Gov. Jan Brewer has petitioned the Supreme Court to let Arizona stop giving healthcare benefits to domestic partners in same-sex relationships. She frames it as a cost cutting measure—saving about $1.8 million annually—even though the move risks losing the $122 million that gay tourists spend in Arizona each year. Brewer also calls it a state’s rights issue, having never quite grasped the concept that state’s rights don’t trump civil rights.
The State of Arizona began paying healthcare benefits for domestic partners under a more sane administration. Former Governor Janet Napolitano put the policy into effect with an executive order in 2008. As soon as she could—2009, to be precise—Jan Brewer signed legislation that revoked the benefits. After a lawsuit by some of the affected couples, two federal courts ruled that the provision for same-sex couples could not be revoked, while the one for heterosexuals could. The basis for the rulings was that while heterosexual couples had the option of marrying and, thus, obtaining health-care benefits, same-sex couples in Arizona do not have the marriage option. Therefore, to revoke their coverage would amount to illegal discrimination.
Not that discrimination arguments have a snowball’s chance in the desert of swaying Arizona’s extreme right government—but one would think the financial argument might. Apparently, not so. On Tuesday, a gay Brewer appointee, Edwin Leslie, resigned from the Arizona Tourism Advisory Council in protest. In a two-page letter to Brewer, he reminded the governor that she should not jeopardize tourism efforts, but “act responsibly” in favor of Arizona’s economy. Furthermore, he told her, “Your actions discriminate against one part of the state’s residents to appease a small fraction of the population. Arizona residents by and large are supportive of LGBT equality.”
Brewer’s petition to the Supreme Court left other officials scrambling. The City of Phoenix has worked for eight years to strengthen its gay tourism plan, only to see it sabotaged by Brewer’s short-sighted, mean-spirited action. In an effort at damage control, Democratic Mayor Greg Stanton issued the following statement:
“At the City of Phoenix, we recognize diversity as a strength, and we embrace it. Here it doesn’t matter if you’re gay or straight; as long as you get the job done, you’ll get the same benefits. By offering competitive benefits, we are able to attract and retain the most talented people.

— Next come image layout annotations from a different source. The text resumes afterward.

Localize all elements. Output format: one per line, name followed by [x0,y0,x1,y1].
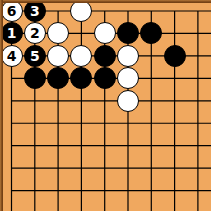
stone-black [94,45,116,67]
stone-white [47,45,69,67]
stone-black-move-3: 3 [24,0,46,22]
stone-black-move-5: 5 [24,45,46,67]
board-top-edge [0,0,211,3]
stone-white [94,22,116,44]
go-board: 631245 [0,0,211,211]
stone-black-move-1: 1 [1,22,23,44]
stone-black [24,67,46,89]
stone-white [117,45,139,67]
board-left-edge [0,0,3,211]
stone-black [94,67,116,89]
stone-white [117,90,139,112]
stone-black [164,45,186,67]
stone-white-move-4: 4 [1,45,23,67]
stone-white-move-6: 6 [1,0,23,22]
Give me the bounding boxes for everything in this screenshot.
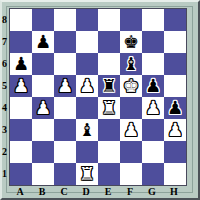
square-h7[interactable] [164, 31, 186, 53]
square-b4[interactable]: ♟ [32, 97, 54, 119]
square-b8[interactable] [32, 9, 54, 31]
rank-label-6: 6 [0, 53, 9, 75]
piece-black-bishop[interactable]: ♝ [76, 119, 98, 141]
rank-labels: 87654321 [0, 9, 9, 185]
square-e5[interactable]: ♜ [98, 75, 120, 97]
square-c8[interactable] [54, 9, 76, 31]
piece-white-pawn[interactable]: ♟ [120, 119, 142, 141]
rank-label-8: 8 [0, 9, 9, 31]
square-d2[interactable] [76, 141, 98, 163]
rank-label-3: 3 [0, 119, 9, 141]
piece-white-pawn[interactable]: ♟ [164, 119, 186, 141]
square-d7[interactable] [76, 31, 98, 53]
piece-white-pawn[interactable]: ♟ [76, 75, 98, 97]
square-f8[interactable] [120, 9, 142, 31]
file-label-g: G [141, 186, 163, 198]
piece-black-pawn[interactable]: ♟ [164, 97, 186, 119]
piece-black-pawn[interactable]: ♟ [32, 31, 54, 53]
piece-black-rook[interactable]: ♜ [98, 75, 120, 97]
square-a7[interactable] [10, 31, 32, 53]
file-label-e: E [97, 186, 119, 198]
square-a1[interactable] [10, 163, 32, 185]
file-label-b: B [31, 186, 53, 198]
square-h4[interactable]: ♟ [164, 97, 186, 119]
square-h6[interactable] [164, 53, 186, 75]
file-label-c: C [53, 186, 75, 198]
square-b6[interactable] [32, 53, 54, 75]
square-b7[interactable]: ♟ [32, 31, 54, 53]
piece-black-pawn[interactable]: ♟ [142, 75, 164, 97]
square-a3[interactable] [10, 119, 32, 141]
square-a4[interactable] [10, 97, 32, 119]
piece-white-pawn[interactable]: ♟ [32, 97, 54, 119]
square-a2[interactable] [10, 141, 32, 163]
square-b3[interactable] [32, 119, 54, 141]
square-d4[interactable] [76, 97, 98, 119]
square-g8[interactable] [142, 9, 164, 31]
chess-board-window: 87654321 ♟♚♟♝♟♟♟♜♚♟♟♜♟♟♝♟♟♜ ABCDEFGH [0, 0, 200, 200]
file-label-d: D [75, 186, 97, 198]
square-g2[interactable] [142, 141, 164, 163]
square-h2[interactable] [164, 141, 186, 163]
square-g3[interactable] [142, 119, 164, 141]
square-g6[interactable] [142, 53, 164, 75]
square-c6[interactable] [54, 53, 76, 75]
piece-black-bishop[interactable]: ♝ [120, 53, 142, 75]
square-f6[interactable]: ♝ [120, 53, 142, 75]
square-b1[interactable] [32, 163, 54, 185]
square-d3[interactable]: ♝ [76, 119, 98, 141]
piece-white-rook[interactable]: ♜ [98, 97, 120, 119]
square-b5[interactable] [32, 75, 54, 97]
square-g7[interactable] [142, 31, 164, 53]
square-f5[interactable]: ♚ [120, 75, 142, 97]
square-e2[interactable] [98, 141, 120, 163]
piece-white-pawn[interactable]: ♟ [10, 75, 32, 97]
square-c1[interactable] [54, 163, 76, 185]
piece-white-pawn[interactable]: ♟ [54, 75, 76, 97]
square-a6[interactable]: ♟ [10, 53, 32, 75]
square-e7[interactable] [98, 31, 120, 53]
square-g5[interactable]: ♟ [142, 75, 164, 97]
rank-label-7: 7 [0, 31, 9, 53]
square-e6[interactable] [98, 53, 120, 75]
square-e3[interactable] [98, 119, 120, 141]
square-d5[interactable]: ♟ [76, 75, 98, 97]
square-a5[interactable]: ♟ [10, 75, 32, 97]
square-d8[interactable] [76, 9, 98, 31]
square-h3[interactable]: ♟ [164, 119, 186, 141]
rank-label-1: 1 [0, 163, 9, 185]
square-f2[interactable] [120, 141, 142, 163]
file-label-f: F [119, 186, 141, 198]
square-c2[interactable] [54, 141, 76, 163]
square-f1[interactable] [120, 163, 142, 185]
square-c3[interactable] [54, 119, 76, 141]
piece-black-pawn[interactable]: ♟ [10, 53, 32, 75]
square-c4[interactable] [54, 97, 76, 119]
rank-label-4: 4 [0, 97, 9, 119]
piece-white-king[interactable]: ♚ [120, 75, 142, 97]
chess-board: ♟♚♟♝♟♟♟♜♚♟♟♜♟♟♝♟♟♜ [9, 8, 187, 186]
square-b2[interactable] [32, 141, 54, 163]
square-a8[interactable] [10, 9, 32, 31]
square-h8[interactable] [164, 9, 186, 31]
file-label-h: H [163, 186, 185, 198]
square-d6[interactable] [76, 53, 98, 75]
file-label-a: A [9, 186, 31, 198]
square-e8[interactable] [98, 9, 120, 31]
piece-black-king[interactable]: ♚ [120, 31, 142, 53]
square-d1[interactable]: ♜ [76, 163, 98, 185]
square-c7[interactable] [54, 31, 76, 53]
rank-label-2: 2 [0, 141, 9, 163]
square-g4[interactable]: ♟ [142, 97, 164, 119]
square-e1[interactable] [98, 163, 120, 185]
square-f3[interactable]: ♟ [120, 119, 142, 141]
piece-white-pawn[interactable]: ♟ [142, 97, 164, 119]
square-f7[interactable]: ♚ [120, 31, 142, 53]
rank-label-5: 5 [0, 75, 9, 97]
square-g1[interactable] [142, 163, 164, 185]
file-labels: ABCDEFGH [9, 186, 187, 198]
square-f4[interactable] [120, 97, 142, 119]
square-h1[interactable] [164, 163, 186, 185]
square-c5[interactable]: ♟ [54, 75, 76, 97]
square-h5[interactable] [164, 75, 186, 97]
piece-white-rook[interactable]: ♜ [76, 163, 98, 185]
square-e4[interactable]: ♜ [98, 97, 120, 119]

Offering domestic partner benefits is not just the right thing to do; it is smart management practice.”
Unfortunately for Stanton, his city is still in Arizona. Ben Bethel, owner of the Clarendon Hotel in Phoenix had a more succinct reaction, saying that state officials have pounded “one more nail in the state’s tourism coffin.” The beneficiaries? States like New York and Hawaii, where gay rights are embraced.
Aloha (hello), Hawaii! Aloha (good-bye), tourist dollars!